RIYADH: Saudi Arabia’s Ministry of Industry and Mineral Resources has partnered with King Abdullah University of Science and Technology to roll out a new initiative aimed at accelerating the adoption of advanced manufacturing technologies across the Kingdom’s industrial sector.

The program, titled “Technologies for Exceptional Transformation,” is designed to help industrial companies integrate smart manufacturing solutions and applied research into their operations, boosting productivity and competitiveness, the Saudi Press Agency reported. 

The initiative is part of the ministry’s ongoing efforts to enable industrial transformation in the Kingdom. 
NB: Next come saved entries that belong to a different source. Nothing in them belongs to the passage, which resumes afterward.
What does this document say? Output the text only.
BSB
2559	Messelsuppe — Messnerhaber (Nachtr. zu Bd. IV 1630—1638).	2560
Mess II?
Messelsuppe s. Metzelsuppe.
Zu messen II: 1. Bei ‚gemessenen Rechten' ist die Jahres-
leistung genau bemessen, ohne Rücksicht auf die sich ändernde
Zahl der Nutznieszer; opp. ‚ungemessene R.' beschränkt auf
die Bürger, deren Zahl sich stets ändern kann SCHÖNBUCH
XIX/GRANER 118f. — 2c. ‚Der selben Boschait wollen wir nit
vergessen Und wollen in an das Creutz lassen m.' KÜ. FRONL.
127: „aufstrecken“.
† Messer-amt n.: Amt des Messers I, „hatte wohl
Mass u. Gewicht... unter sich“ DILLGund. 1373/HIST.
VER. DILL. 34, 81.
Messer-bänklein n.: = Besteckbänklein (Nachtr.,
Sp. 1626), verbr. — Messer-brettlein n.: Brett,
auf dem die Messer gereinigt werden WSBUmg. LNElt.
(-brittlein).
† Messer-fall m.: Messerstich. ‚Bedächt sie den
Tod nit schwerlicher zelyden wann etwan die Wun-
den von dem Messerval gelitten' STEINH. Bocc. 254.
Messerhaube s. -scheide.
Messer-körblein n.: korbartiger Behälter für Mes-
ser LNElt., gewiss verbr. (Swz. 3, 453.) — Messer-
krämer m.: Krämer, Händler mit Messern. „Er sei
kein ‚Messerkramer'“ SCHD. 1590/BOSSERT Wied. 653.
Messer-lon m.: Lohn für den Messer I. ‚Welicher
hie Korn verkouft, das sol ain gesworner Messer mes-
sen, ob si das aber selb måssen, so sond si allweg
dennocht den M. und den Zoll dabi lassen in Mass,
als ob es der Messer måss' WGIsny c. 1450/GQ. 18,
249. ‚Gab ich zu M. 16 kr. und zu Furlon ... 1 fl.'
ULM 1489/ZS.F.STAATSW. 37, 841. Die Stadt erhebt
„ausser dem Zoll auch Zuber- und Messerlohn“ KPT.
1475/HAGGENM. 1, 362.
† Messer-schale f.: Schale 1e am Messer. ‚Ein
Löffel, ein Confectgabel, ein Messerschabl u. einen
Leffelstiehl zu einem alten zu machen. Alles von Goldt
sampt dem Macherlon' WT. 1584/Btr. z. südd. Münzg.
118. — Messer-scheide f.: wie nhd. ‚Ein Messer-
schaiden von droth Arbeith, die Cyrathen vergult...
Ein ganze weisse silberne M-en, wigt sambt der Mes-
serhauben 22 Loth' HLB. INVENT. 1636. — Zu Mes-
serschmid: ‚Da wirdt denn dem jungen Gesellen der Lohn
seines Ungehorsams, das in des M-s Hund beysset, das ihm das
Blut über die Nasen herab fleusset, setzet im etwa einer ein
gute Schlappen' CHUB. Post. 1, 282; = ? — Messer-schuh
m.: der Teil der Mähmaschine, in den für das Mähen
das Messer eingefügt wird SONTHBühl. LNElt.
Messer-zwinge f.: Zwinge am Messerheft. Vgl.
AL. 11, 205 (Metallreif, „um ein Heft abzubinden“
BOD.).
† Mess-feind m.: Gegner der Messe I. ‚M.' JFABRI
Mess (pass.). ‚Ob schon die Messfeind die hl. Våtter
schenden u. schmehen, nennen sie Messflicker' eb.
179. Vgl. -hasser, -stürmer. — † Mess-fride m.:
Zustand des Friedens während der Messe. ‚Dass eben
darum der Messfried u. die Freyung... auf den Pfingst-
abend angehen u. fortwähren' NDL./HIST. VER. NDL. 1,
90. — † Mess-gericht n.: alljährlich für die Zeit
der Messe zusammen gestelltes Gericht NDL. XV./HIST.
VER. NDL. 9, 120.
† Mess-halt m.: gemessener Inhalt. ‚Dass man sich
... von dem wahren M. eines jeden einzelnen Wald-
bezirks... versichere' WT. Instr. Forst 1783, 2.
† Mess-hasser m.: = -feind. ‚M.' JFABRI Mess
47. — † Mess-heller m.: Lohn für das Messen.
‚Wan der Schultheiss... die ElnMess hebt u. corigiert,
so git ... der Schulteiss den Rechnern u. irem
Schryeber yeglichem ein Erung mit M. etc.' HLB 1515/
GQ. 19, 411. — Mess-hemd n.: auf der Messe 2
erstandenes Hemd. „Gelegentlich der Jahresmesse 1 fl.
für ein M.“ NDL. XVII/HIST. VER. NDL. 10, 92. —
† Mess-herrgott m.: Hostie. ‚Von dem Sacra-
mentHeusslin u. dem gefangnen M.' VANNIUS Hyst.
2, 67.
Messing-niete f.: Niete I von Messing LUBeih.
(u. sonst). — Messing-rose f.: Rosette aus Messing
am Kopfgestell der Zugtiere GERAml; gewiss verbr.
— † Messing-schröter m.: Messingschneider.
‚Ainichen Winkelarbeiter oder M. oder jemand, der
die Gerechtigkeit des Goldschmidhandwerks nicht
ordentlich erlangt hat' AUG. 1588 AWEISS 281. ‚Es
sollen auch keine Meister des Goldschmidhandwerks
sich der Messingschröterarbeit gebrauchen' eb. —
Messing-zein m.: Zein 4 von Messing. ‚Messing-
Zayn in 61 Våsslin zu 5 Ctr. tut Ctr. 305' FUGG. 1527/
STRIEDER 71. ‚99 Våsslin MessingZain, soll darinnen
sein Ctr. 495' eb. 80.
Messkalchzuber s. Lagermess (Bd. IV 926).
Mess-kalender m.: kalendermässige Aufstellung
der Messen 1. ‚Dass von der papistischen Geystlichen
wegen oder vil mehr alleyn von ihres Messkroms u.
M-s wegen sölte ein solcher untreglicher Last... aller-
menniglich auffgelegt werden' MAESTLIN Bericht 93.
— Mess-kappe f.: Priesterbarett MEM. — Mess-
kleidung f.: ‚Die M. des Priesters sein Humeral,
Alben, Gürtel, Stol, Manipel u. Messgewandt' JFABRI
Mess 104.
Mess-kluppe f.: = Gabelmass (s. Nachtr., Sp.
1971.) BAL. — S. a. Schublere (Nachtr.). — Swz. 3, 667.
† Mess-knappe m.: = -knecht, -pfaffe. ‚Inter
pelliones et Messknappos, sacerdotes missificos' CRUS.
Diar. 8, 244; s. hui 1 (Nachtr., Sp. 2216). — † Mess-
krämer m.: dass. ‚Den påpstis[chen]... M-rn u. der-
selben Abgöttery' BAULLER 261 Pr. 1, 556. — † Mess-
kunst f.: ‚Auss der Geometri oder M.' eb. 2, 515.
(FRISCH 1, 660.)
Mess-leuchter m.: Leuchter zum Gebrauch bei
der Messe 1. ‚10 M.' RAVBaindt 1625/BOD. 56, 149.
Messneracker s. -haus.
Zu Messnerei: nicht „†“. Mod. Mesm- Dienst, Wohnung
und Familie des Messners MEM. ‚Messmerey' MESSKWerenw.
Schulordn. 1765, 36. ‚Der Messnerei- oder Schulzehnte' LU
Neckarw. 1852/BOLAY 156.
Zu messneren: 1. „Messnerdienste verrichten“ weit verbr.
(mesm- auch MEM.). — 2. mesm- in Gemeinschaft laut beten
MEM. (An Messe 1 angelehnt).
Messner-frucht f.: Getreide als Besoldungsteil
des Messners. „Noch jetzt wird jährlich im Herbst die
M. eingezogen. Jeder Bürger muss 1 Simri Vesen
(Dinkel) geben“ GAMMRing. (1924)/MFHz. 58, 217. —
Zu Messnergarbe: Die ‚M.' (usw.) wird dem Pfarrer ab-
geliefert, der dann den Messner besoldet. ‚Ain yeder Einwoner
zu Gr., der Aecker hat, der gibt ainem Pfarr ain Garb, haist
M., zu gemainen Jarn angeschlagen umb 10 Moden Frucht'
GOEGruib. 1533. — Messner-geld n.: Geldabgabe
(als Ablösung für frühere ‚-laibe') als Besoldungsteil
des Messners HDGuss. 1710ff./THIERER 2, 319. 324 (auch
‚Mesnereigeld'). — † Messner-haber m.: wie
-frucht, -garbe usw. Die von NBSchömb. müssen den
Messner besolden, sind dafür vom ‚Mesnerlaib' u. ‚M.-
The program, which falls under the umbrella of the Local Industry Stimulation Initiative, facilitates access for industrial establishments of all sizes in the Kingdom to smart manufacturing solutions, strategic research, and technologies developed at KAUST in partnership with global service providers. 

It is designed to contribute to improved productivity, stimulate industrial innovation, enhance sustainability and quality, and develop new production lines in sectors prioritized by the National Industrial Strategy. 

“The criteria for companies to benefit from the initiative’s services include being headquartered in the Kingdom, having its activities aligned with the sectors approved in the National Industrial Strategy, identifying technical needs and gaps to provide appropriate support, and submitting a financing model and sharing financial performance data and R&D expenditure to evaluate its performance before and after adopting the technological solutions,” the SPA report stated. 

The Technologies for Exceptional Transformation initiative is part of the ministry’s integrated efforts with research centers and academic institutions, aligning with the center’s objectives to enable advanced manufacturing in the Kingdom. 

The program aims to enhance the efficiency and competitiveness of the industrial sector and help achieve the goals of Vision 2030.